Friday, Aug. 27, 2010. Shannon Proudfoot, Postmedia News
OTTAWA — Replacing the mandatory long-form census with a voluntary survey will deprive Canada of its ability to make intelligent long-range decisions, a Parliamentary committee examining the census controversy heard Friday.
“Losing the long-form census, from our perspective, is equal to the government turning off Canada’s navigation system,” said Peggy Taillon, president and CEO of the Canadian Council on Social Development.
“Ten years from now, when governments at all levels are wasting taxpayer money delivering services that are less effective and less targeted to local communities, will you be silent and gladly paying for wasted time and resources?”
Friday marked the second full day of testimony on the census issue for Parliament’s standing committee on science, industry and technology.
The government announced changes in June that would replace the mandatory long-form census with a voluntary survey. Since then, more than 300 organizations have publicly denounced the reforms, saying a voluntary survey will produce skewed results and undermine the statistical backbone of programs, businesses and municipalities across the country.
“(The census) is a public good,” Mel Cappe, president of the Institute for Research on Public Policy, told the committee Friday. “I would urge the committee not to play partisan games with an important public document.”
The Conservatives say the changes strike a better balance between the need for information and citizens’ desire for privacy, and they’ve held firm in their decision.
The census is an “extremely unlikely starting place” to battle for citizen privacy, and the plan to replace it with a voluntary survey and data gathered through other means is a privacy “disaster” waiting to happen, according to the British Columbia Civil Liberties Association.

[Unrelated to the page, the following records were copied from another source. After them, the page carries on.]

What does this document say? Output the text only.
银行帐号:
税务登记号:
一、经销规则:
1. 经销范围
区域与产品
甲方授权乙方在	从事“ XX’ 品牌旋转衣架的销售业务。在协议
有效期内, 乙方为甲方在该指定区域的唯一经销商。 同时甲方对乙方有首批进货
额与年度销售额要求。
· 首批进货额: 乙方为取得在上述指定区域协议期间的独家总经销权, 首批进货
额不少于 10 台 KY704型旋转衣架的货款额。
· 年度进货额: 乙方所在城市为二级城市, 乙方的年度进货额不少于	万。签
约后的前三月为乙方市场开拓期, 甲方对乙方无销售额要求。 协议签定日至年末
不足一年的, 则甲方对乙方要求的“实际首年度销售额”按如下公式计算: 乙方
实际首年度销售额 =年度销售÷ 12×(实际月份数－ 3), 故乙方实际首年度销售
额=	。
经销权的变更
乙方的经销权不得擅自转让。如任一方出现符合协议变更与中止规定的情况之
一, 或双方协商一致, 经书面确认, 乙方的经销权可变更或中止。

Micheal Vonn, policy director for the oldest civil liberties group in Canada, told the committee her organization has received very few complaints about the census, and most were about the involvement of Lockheed Martin — a U.S. defence company that provides computer systems to Statistics Canada — and not the census itself.

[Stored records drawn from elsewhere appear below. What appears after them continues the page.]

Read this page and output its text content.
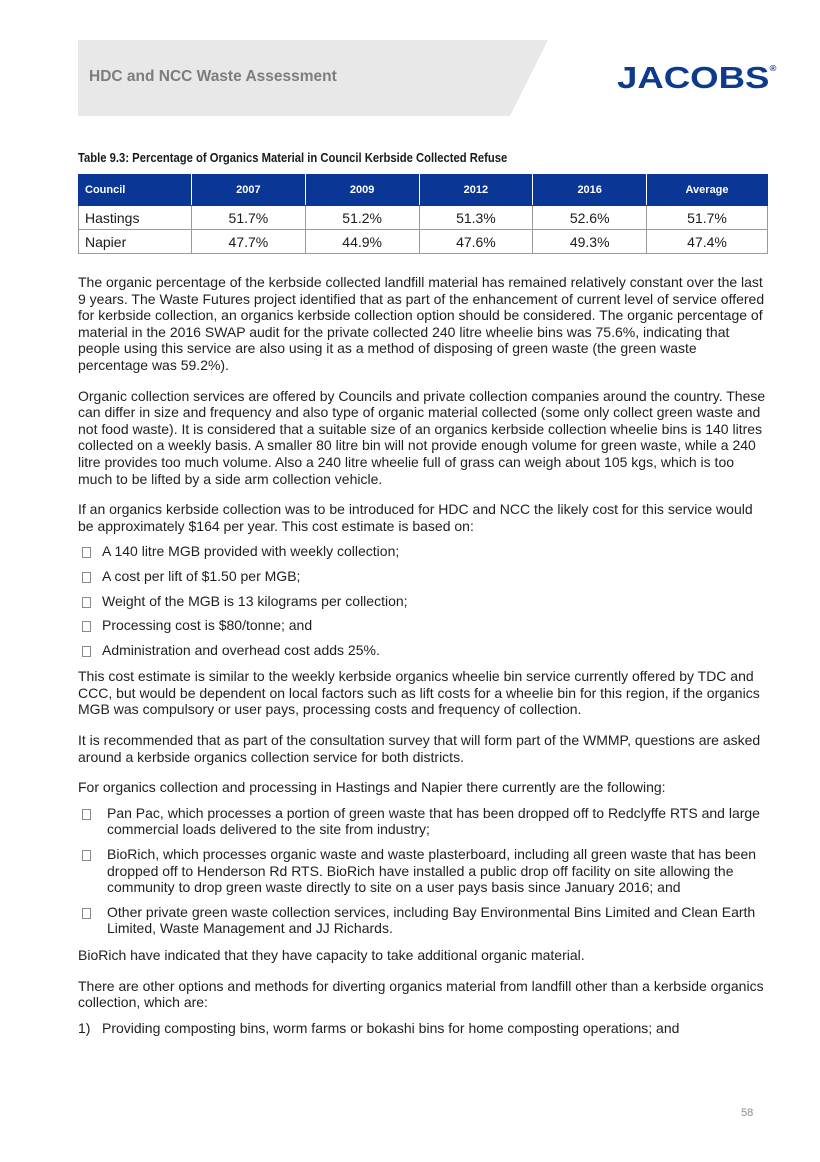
HDC and NCC Waste Assessment	JACOBS®
Table 9.3: Percentage of Organics Material in Council Kerbside Collected Refuse
Council	2007	2009	2012	2016	Average
Hastings	51.7%	51.2%	51.3%	52.6%	51.7%
Napier	47.7%	44.9%	47.6%	49.3%	47.4%

The organic percentage of the kerbside collected landfill material has remained relatively constant over the last 9 years. The Waste Futures project identified that as part of the enhancement of current level of service offered for kerbside collection, an organics kerbside collection option should be considered. The organic percentage of material in the 2016 SWAP audit for the private collected 240 litre wheelie bins was 75.6%, indicating that people using this service are also using it as a method of disposing of green waste (the green waste percentage was 59.2%).

Organic collection services are offered by Councils and private collection companies around the country. These can differ in size and frequency and also type of organic material collected (some only collect green waste and not food waste). It is considered that a suitable size of an organics kerbside collection wheelie bins is 140 litres collected on a weekly basis. A smaller 80 litre bin will not provide enough volume for green waste, while a 240 litre provides too much volume. Also a 240 litre wheelie full of grass can weigh about 105 kgs, which is too much to be lifted by a side arm collection vehicle.

If an organics kerbside collection was to be introduced for HDC and NCC the likely cost for this service would be approximately $164 per year. This cost estimate is based on:

A 140 litre MGB provided with weekly collection;
A cost per lift of $1.50 per MGB;
Weight of the MGB is 13 kilograms per collection;
Processing cost is $80/tonne; and
Administration and overhead cost adds 25%.

This cost estimate is similar to the weekly kerbside organics wheelie bin service currently offered by TDC and CCC, but would be dependent on local factors such as lift costs for a wheelie bin for this region, if the organics MGB was compulsory or user pays, processing costs and frequency of collection.

It is recommended that as part of the consultation survey that will form part of the WMMP, questions are asked around a kerbside organics collection service for both districts.

For organics collection and processing in Hastings and Napier there currently are the following:

Pan Pac, which processes a portion of green waste that has been dropped off to Redclyffe RTS and large commercial loads delivered to the site from industry;
BioRich, which processes organic waste and waste plasterboard, including all green waste that has been dropped off to Henderson Rd RTS. BioRich have installed a public drop off facility on site allowing the community to drop green waste directly to site on a user pays basis since January 2016; and
Other private green waste collection services, including Bay Environmental Bins Limited and Clean Earth Limited, Waste Management and JJ Richards.

BioRich have indicated that they have capacity to take additional organic material.

There are other options and methods for diverting organics material from landfill other than a kerbside organics collection, which are:

1) Providing composting bins, worm farms or bokashi bins for home composting operations; and
58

“The census is not even on the list of the serious and urgent privacy issues in Canada today,” she said.
Airport body scanners, centralized health records and the government’s own Financial Transactions and Accounts Analysis Centre (FINTRAC) are much greater privacy concerns, she said.

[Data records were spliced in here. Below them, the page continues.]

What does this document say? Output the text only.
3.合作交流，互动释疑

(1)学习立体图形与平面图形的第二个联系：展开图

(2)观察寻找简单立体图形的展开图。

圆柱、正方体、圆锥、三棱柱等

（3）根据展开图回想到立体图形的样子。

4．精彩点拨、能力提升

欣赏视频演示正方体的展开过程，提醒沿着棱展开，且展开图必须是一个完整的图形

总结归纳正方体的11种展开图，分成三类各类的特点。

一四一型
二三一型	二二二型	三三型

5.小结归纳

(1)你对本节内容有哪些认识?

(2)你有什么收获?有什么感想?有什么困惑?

The government has said that in addition to the new voluntary National Household Survey, it will rely on existing databases to paint a picture of the Canadian population, but Ms. Vonn said that approach is far more worrying than the long-form census.
Citizens’ privacy relies on data in government and private databases existing in silos, she said, but linking them will “create de-facto citizen dossiers that are a privacy Chornobyl waiting to happen.”
Jean-Pierre Beaud, a political science and law professor at University of Quebec in Montreal, told the committee the sort of voluntary survey the government has substituted for the census is the weakest method for gathering information, a “worst-case scenario” statisticians turn to when no better method is available.
“We believe the announced changes would harm the integrity and quality of the Canadian statistical system,” Ian McKinnon, chairman of the 40-member National Statistics Council which advises Statistics Canada, told the committee. “A voluntary survey will not be able to fulfil the needs of our national statistical system.”
On Thursday, the Liberals vowed to introduce a bill as soon as Parliament resumes in September, reinstating the long-form census and removing the threat of jail time for not completing a questionnaire.
The Tories have also said they will abolish the jail threat for non-completion on the short-form questionnaire and the agricultural census, which remain mandatory. No Canadian has ever been jailed for failing to fill out a census form, although a fine of up to $500 remains as a penalty.